Just a smidge. And can you tell I despise "smooth" jazz and most kinds of fusion as nothing more than soundtracks for porn films and elevators?
Ironic that Marsalis is being seen as someone who stifles jazz yet almost all smooth jazz is so homogenized that it's nearly indistinguishable.
I guess I should have held up Marsalis as a modern practitioner of classic jazz, which you aptly pointed. There's nothing new or fresh about his music, which is fine with me. I tend to share Marsalis' view that most great jazz was made pre-bop, although I like some bop and hard bop.
But when jazz steered into fusion in the 70s, led by Miles' "B*tches Brew" and Hancock, I think jazz took a turn for the worse.
But therein lies jazz's dilemma.
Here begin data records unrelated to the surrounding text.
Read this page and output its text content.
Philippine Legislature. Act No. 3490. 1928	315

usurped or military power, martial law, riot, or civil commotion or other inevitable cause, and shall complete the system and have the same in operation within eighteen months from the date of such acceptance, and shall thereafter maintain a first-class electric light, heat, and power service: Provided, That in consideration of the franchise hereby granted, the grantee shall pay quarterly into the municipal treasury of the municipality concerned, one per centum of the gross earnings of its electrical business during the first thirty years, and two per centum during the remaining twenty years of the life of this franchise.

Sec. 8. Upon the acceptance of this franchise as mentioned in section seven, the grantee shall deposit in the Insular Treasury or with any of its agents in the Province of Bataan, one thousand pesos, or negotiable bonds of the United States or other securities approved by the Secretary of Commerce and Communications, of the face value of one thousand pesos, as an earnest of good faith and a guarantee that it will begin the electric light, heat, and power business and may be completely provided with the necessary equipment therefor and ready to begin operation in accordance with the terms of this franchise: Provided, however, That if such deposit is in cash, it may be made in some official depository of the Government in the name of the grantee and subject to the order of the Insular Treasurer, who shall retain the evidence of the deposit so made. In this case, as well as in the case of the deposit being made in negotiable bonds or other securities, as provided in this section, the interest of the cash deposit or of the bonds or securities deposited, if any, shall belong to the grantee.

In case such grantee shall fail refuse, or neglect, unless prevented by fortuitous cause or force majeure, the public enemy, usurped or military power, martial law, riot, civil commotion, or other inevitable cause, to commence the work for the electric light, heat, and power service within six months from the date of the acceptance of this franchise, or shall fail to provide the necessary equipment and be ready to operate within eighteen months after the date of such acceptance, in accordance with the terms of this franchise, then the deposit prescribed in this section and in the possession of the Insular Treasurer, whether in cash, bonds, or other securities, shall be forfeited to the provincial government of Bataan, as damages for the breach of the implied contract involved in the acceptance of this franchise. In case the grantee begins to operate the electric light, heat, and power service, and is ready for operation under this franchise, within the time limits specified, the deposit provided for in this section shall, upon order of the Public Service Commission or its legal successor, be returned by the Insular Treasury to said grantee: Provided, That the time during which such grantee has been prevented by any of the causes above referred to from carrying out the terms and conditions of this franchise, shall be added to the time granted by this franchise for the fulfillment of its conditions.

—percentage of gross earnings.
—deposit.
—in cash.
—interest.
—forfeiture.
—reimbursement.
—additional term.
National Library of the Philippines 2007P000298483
It needs to connect with a modern sound, a modern audience, yet there are unashamed anachronists like me who love Rollins, Parker, early Coltrane, Montgomery, early Miles, Monk, etc., and those anachronists still have quite a grip on the jazz industry. It also doesn't help that those classic artists and styles are still revered and are much more popular in Europe.
Just look at jazz radio: You're either going to hear classic, pre-1970s jazz, or smooth jazz horsesh*t by people and bands like The Rippingtons, Spyro Gyra and Kenny G. Jazz radio simply doesn't play interesting fusion -- an oxymoron maybe in my eyes?

-- or really good, fresh new jazz that connects it to a more modern sound and youthful audience.
It's why jazz is, and has been, at such a crossroads in America.